The truth behind this relaxing South Pacific island method of cancer prevention

From anxiety relief to cancer prevention and treatment, kava is a medicinal herb with a vast range of effects.

You may have heard of kava tea and its calm-inducing effects. In fact, many kava users report an almost euphoric sense of well-being when enjoying a cup or two

On the flipside, you may have also heard that kava poses a danger to your liver. Fortunately, this “problem” has been debunked. I’ll tell you more about that in a moment.

But what probably surprises people the most when it comes to kava is that it’s actually a proven cancer fighter.

Research shows that this simple herb not only prevents, but can also help treat breast, colon, and lung cancers—as well as our spotlight for today: prostate cancer.

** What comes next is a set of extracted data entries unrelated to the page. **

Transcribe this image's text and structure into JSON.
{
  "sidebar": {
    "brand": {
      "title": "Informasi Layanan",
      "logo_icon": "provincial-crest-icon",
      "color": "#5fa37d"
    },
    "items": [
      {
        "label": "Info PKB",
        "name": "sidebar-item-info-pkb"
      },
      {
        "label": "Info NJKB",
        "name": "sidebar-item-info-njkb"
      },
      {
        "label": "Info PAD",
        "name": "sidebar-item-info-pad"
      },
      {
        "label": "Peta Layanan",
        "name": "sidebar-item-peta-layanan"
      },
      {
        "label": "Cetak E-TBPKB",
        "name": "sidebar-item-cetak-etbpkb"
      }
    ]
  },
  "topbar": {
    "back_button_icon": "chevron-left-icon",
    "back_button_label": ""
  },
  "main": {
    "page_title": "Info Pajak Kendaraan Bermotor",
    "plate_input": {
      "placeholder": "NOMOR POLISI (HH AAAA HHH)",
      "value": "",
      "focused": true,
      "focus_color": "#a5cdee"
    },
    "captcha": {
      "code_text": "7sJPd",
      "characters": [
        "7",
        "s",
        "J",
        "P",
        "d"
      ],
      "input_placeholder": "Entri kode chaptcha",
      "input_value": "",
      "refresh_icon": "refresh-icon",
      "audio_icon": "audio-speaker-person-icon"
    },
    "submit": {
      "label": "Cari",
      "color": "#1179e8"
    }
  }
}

But here’s an important tip: You’re going to need more than a freshly brewed cup of kava to take on a foe as formidable as cancer.

Putting kava fears to rest

Before we go any further, I want to dispel the myth of kava toxicity.

Like so many health myths, this is yet another unfounded claim—disproven by actual research and science—that mainstream medicine continues to perpetuate to make money off prescription medicines.

The fact is, herbal healers have safely used kava for centuries in Polynesia and other parts of the South Pacific.

So in response to the rumors about kava’s dangers, Dr. Marc Micozzi decided to step in and settle this controversy once and for all—with solid evidence of kava’s safety profile and its range of benefits.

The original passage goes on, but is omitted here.